令和6年-問31 民法 債権
Lv3
問題 更新:2025-01-10 01:02:08
Aは、Bから金銭を借り受け、Cが、Aの同貸金債務を保証した。次の記述のうち、民法の規定に照らし、誤っているものはどれか。
- AがBに対し保証人を立てる義務を負う場合において、BがCを指名したときは、Cが弁済をする資力を有しなくなったときでも、Bは、Aに対し、Cに代えて資力を有する保証人を立てることを請求することはできない。
- AがBに対し保証人を立てる義務を負う場合において、BがCを指名するときは、Cは、行為能力者でなければならない。

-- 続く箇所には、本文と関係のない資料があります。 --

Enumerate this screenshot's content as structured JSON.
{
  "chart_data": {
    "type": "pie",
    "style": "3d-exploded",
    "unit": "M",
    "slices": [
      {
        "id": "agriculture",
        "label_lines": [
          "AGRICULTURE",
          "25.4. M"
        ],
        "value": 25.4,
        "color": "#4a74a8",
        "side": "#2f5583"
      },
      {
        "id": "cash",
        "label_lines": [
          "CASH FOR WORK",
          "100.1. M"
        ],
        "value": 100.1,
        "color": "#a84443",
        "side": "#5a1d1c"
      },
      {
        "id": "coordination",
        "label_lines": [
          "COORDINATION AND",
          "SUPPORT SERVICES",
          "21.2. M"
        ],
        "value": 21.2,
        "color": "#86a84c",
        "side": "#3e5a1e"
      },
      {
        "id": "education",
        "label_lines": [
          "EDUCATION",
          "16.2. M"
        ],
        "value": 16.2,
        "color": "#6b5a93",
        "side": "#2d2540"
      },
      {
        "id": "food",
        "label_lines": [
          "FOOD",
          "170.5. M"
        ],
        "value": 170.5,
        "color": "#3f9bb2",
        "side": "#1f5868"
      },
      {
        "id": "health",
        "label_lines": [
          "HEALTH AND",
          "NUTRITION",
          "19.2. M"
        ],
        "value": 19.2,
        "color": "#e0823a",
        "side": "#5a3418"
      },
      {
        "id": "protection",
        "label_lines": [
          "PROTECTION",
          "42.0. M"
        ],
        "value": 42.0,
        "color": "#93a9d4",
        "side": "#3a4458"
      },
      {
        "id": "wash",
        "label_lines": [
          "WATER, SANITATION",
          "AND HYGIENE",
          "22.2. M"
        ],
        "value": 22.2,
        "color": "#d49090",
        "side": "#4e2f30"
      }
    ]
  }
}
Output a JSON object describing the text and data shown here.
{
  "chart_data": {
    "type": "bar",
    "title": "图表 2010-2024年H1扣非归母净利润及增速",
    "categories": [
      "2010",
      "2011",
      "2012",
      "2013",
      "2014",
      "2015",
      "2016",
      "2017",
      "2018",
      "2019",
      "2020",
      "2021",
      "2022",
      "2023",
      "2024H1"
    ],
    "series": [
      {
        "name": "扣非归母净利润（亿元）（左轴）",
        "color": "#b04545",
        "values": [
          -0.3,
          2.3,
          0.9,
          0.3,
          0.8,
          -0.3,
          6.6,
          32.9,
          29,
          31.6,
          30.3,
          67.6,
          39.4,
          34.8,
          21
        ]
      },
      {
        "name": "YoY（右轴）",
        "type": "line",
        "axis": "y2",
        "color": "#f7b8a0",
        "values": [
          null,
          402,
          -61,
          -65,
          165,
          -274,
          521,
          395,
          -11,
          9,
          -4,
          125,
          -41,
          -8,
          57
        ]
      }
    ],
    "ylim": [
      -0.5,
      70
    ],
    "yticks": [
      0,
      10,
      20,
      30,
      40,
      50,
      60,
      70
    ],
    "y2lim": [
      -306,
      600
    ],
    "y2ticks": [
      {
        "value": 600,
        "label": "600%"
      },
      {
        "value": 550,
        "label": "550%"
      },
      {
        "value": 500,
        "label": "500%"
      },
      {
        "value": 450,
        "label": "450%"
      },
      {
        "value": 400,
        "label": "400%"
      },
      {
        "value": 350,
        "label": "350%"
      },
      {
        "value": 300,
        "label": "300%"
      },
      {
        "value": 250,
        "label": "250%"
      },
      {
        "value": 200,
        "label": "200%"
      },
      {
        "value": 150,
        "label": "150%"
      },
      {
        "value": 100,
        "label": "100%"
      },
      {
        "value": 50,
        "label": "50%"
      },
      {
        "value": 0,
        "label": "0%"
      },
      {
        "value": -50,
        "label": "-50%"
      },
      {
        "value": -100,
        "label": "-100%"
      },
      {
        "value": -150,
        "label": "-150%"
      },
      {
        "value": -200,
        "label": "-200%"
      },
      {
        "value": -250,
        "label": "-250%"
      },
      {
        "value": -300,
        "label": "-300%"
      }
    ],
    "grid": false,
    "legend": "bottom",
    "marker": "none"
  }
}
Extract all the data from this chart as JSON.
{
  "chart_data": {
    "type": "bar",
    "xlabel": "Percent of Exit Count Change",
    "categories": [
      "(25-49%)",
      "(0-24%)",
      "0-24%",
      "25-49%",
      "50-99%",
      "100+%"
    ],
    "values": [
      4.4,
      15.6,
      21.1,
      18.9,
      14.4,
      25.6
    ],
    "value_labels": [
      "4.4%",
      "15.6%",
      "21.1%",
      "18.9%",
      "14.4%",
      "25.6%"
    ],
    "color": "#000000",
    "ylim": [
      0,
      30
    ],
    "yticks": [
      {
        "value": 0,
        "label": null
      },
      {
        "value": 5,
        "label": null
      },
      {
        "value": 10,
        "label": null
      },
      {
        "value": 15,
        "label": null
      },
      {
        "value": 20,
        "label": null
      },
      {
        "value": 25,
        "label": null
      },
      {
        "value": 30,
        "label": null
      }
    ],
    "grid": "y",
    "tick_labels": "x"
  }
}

- BのAに対する履行の請求その他の事由による時効の完成猶予および更新は、Cに対しても、その効力を生ずる。
- Cの保証債務は、Aの債務に関する利息、違約金、損害賠償その他その債務に従たるすべてのものを包含する。
- Cは、その保証債務についてのみ、違約金または損害賠償の額を約定することができる。
正解 2
解説
AがBに対し保証人を立てる義務を負う場合において、BがCを指名したときは、Cが弁済をする資力を有しなくなったときでも、Bは、Aに対し、Cに代えて資力を有する保証人を立てることを請求することはできない。 1.正しい
債務者が保証人を立てる義務を負う場合には、その保証人は、弁済する資力を有する行為能力者でなければならず(民法450条1項)、弁済前に保証人の要件を欠くに至ったときは、債務者に対し要件を具備する保証人に代えるよう請求することができる(民法450条2項)。
しかし、この規定は債権者が保証人を指名した場合には、適用されない(民法450条3項)。
したがって、債権者Bが保証人Cを指名したときは、民法450条1項、2項の適用がないため、保証人としての要件を具備できなくなっても、新たな保証人を請求することができない。
AがBに対し保証人を立てる義務を負う場合において、BがCを指名するときは、Cは、行為能力者でなければならない。 2.誤り
債務者Aが保証人を立てる義務を負う場合は、Cは、行為能力者でなければならないが、債権者Bが保証人Cを指名したときは、民法450条1項、2項の適用がないので、Cは、行為能力者である必要はない。
肢1参照。
債務者が保証人を立てる義務を負う場合には、その保証人は、弁済する資力を有する行為能力者でなければならず(民法450条1項)、弁済前に保証人の要件を欠くに至ったときは、債務者に対し要件を具備する保証人に代えるよう請求することができる(民法450条2項)。
しかし、この規定は債権者が保証人を指名した場合には、適用されない(民法450条3項)。
BのAに対する履行の請求その他の事由による時効の完成猶予および更新は、Cに対しても、その効力を生ずる。 3.正しい
主たる債務者に対する履行の請求その他の事由による時効の完成猶予および更新は、保証人に対しても、その効力を生ずる(民法457条1項)。
なお、保証債務について時効が完成猶予および更新されても、主たる債務者には何ら影響されないことに注意。
Cの保証債務は、Aの債務に関する利息、違約金、損害賠償その他その債務に従たるすべてのものを包含する。 4.正しい
保証債務は、主たる債務に関する利息、違約金、損害賠償その他その債務に従たるすべてのものを包含する(民法447条1項)。
Cは、その保証債務についてのみ、違約金または損害賠償の額を約定することができる。 5.正しい
保証人は、その保証債務についてのみ、違約金または損害賠償の額を約定することができる(民法447条2項)。